A child’s balanced diet depends on what they eat and in which quantities. Needless to say, portion sizes vary according to the child’s age, because after every few years, children’s nutritional requirements keep changing. Any balanced diet should contain the following – protein, fat, vitamins, carbohydrate, fibre and minerals in correct quantities, because every single one of these nutrients is important in the development of children. Lack of even one of these can result in a nutritional gap which might affect your child’s proper growth.
Children who are into sports require a significantly higher amount of nutrients as compared who children who aren’t. The result of every young athlete’s diet is reflected in their on-field performance when they’re able to play better and for longer periods of time. Children whose meals lack in nutrients may often tire quickly, and struggle to keep up in sports and in the classroom.
Every parent should take into account the following important guidelines to ensure their child’s health –
- Breakfast – It’s the most important meal of the day because it fills your child’s body with the required amount energy that will help them push through the day. Ideally, every breakfast should contain a combination of dairy products, fruits or fruit juice, food items which contain whole grain (like whole wheat bread), porridge and multi grain cereals. You can combine two-three food items from this list and give your child new combinations of foods every breakfast.

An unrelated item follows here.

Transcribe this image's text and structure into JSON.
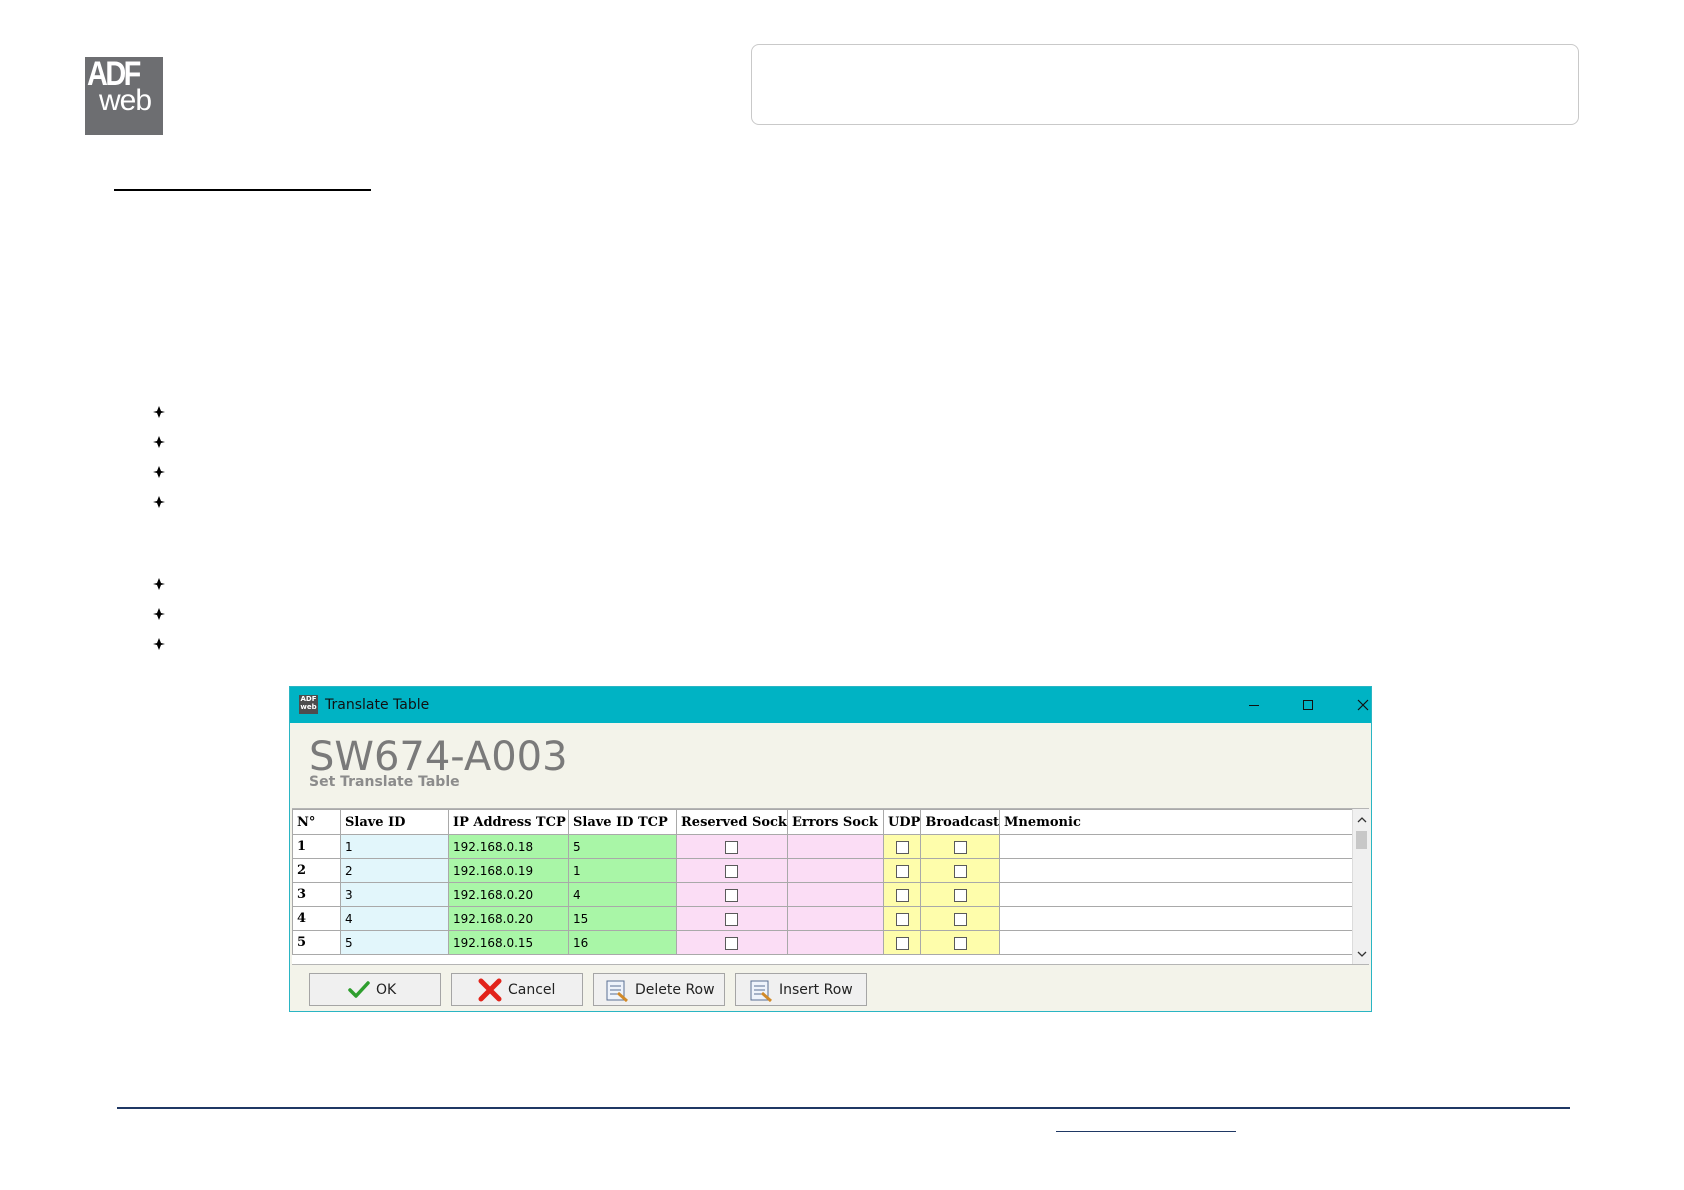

- Protein and Carbohydrate rich meals – Try introducing paneer, yogurt, legumes, daal, eggs in their lunch and dinner because they are great sources for protein, which is important because it pushes the growth and repair of your child’s body. For carbohydrates, you can opt for fruits, cereals, starchy veggies and legumes. They are important because they are a vital source of energy which helps keep your children active all day.
- Dairy products – These are a must, and children should be given dairy products (like milk) everyday because they are their biggest source of Calcium. Lack of Calcium affects the bones, making them weak by reducing the bone’s density. If your child doesn’t like milk, try giving them cheese or yogurt.

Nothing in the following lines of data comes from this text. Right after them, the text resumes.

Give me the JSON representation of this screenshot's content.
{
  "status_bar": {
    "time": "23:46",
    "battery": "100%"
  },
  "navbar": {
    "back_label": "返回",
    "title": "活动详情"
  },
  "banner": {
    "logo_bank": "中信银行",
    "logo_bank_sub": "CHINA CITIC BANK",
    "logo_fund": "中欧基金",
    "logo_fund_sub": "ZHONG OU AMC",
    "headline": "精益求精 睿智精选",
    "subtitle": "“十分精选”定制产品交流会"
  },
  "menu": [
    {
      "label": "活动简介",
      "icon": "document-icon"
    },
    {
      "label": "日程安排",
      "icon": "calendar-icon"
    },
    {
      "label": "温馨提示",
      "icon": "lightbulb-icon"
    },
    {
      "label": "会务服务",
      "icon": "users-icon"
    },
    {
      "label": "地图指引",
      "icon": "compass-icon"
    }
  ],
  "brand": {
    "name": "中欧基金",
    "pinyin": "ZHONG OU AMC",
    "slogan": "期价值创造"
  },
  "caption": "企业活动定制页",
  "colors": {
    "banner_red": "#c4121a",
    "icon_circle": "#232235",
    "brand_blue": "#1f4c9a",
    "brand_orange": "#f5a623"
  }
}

- Snacks – Children will be children and nothing is going to stop them from nibbling on junk food. So it is better that you keep a stack of healthy snacks which will fill their stomachs and give their body required nutrients as well. Flavoured milk, Muesli bars and fruits or fruit juices are excellent choices as snacks.

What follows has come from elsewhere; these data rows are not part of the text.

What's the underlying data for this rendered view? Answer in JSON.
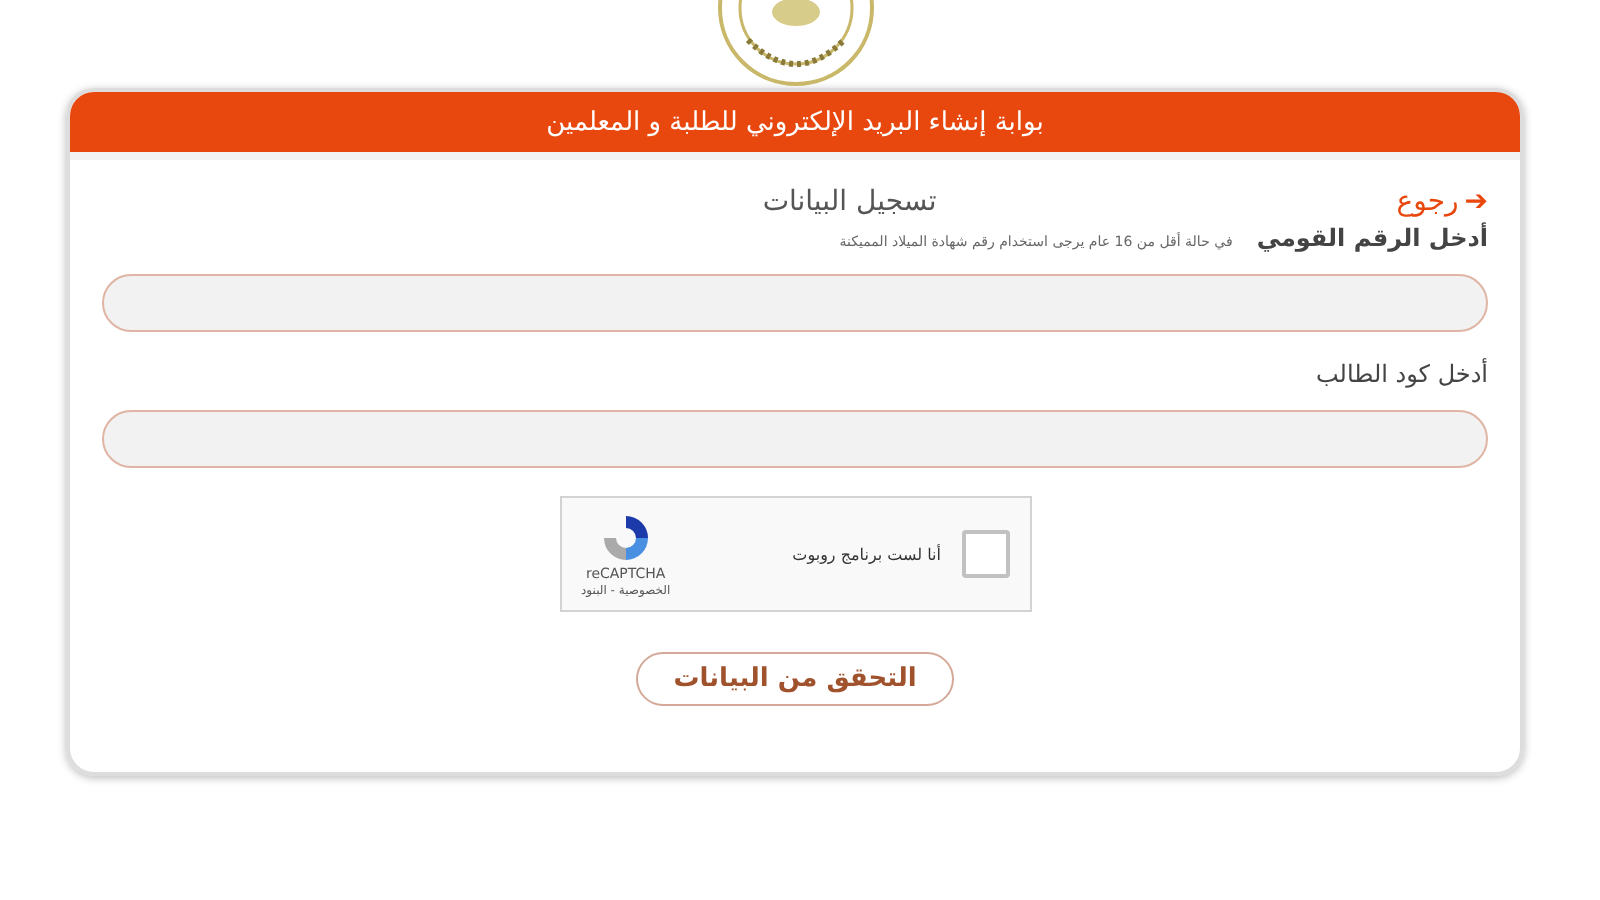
{
  "header": {
    "title": "بوابة إنشاء البريد الإلكتروني للطلبة و المعلمين"
  },
  "back_link": {
    "icon": "➔",
    "label": "رجوع"
  },
  "form_title": "تسجيل البيانات",
  "fields": [
    {
      "label": "أدخل الرقم القومي",
      "hint": "في حالة أقل من 16 عام يرجى استخدام رقم شهادة الميلاد المميكنة"
    },
    {
      "label": "أدخل كود الطالب"
    }
  ],
  "captcha": {
    "label": "أنا لست برنامج روبوت",
    "checked": false,
    "brand": "reCAPTCHA",
    "links": "الخصوصية - البنود"
  },
  "submit": "التحقق من البيانات"
}
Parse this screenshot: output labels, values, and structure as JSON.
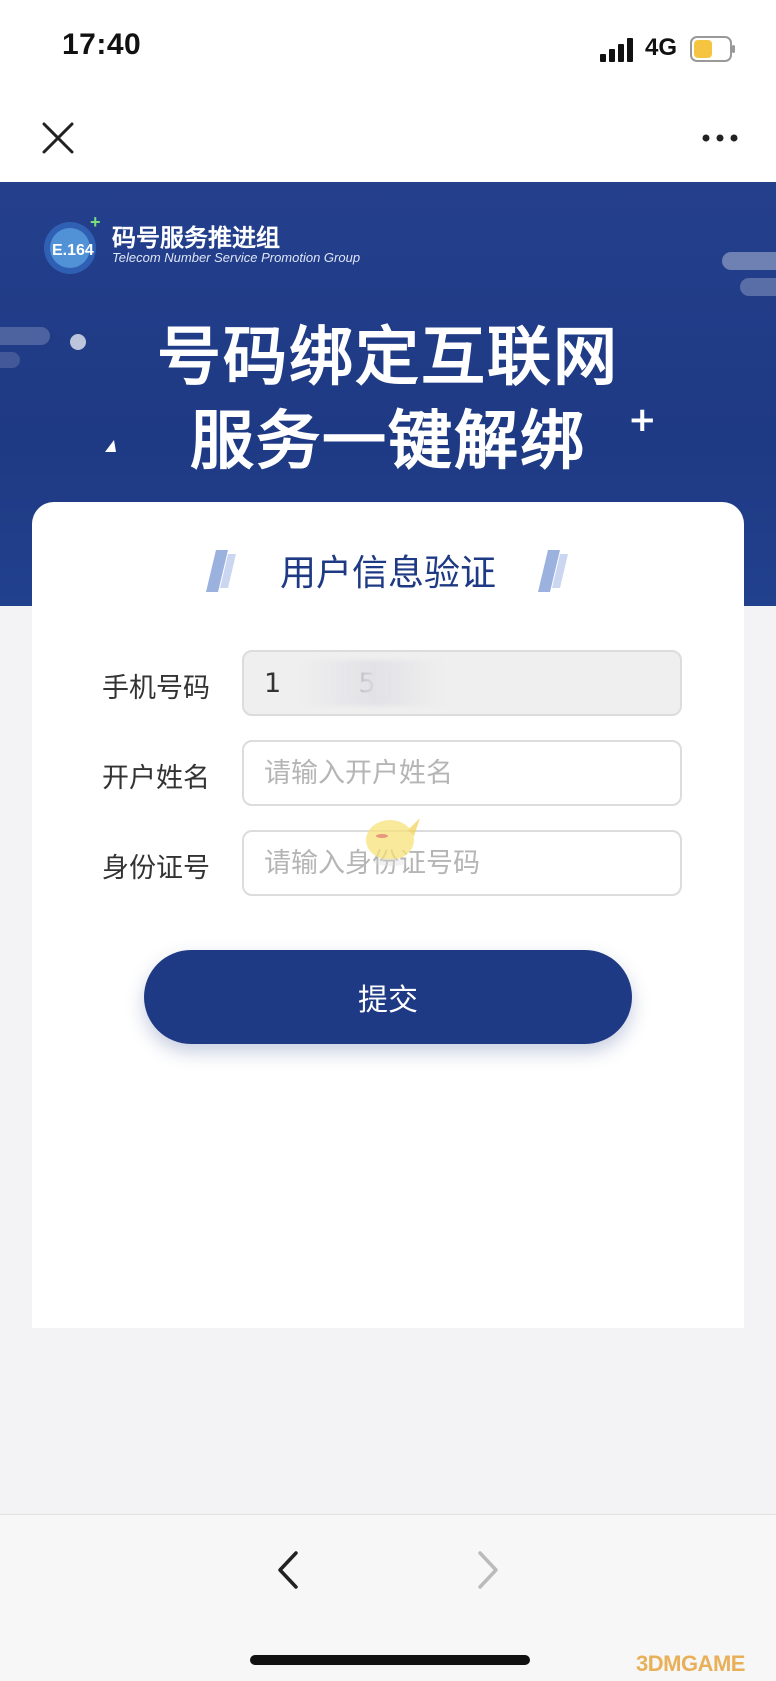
{
  "status_bar": {
    "time": "17:40",
    "network": "4G",
    "icons": [
      "signal-icon",
      "battery-icon"
    ],
    "battery_color": "#f5c542"
  },
  "nav": {
    "icons": [
      "close-icon",
      "more-icon"
    ]
  },
  "banner": {
    "logo_text": "E.164",
    "org_name_cn": "码号服务推进组",
    "org_name_en": "Telecom Number Service  Promotion Group",
    "headline_line1": "号码绑定互联网",
    "headline_line2": "服务一键解绑",
    "headline_plus": "+",
    "background_color": "#1f3a84"
  },
  "form": {
    "title": "用户信息验证",
    "phone": {
      "label": "手机号码",
      "value": "1         5"
    },
    "name": {
      "label": "开户姓名",
      "placeholder": "请输入开户姓名"
    },
    "id_number": {
      "label": "身份证号",
      "placeholder": "请输入身份证号码"
    },
    "submit_label": "提交",
    "accent_color": "#1f3a84"
  },
  "bottom_bar": {
    "icons": [
      "back-icon",
      "forward-icon"
    ],
    "watermark": "3DMGAME"
  }
}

- Liquids – The bodies of children are unable to regulate body temperature as well as those of adults, which is why water, fresh fruit juices, lemonade or any other home-made drinks like iced coffee, iced tea, khus flavoured drinks and even Roohafza are important. For children who are heavily into sports, their parents can provide them with sports drinks made especially for children. These drinks provide their bodies with energy as well as Electrolytes.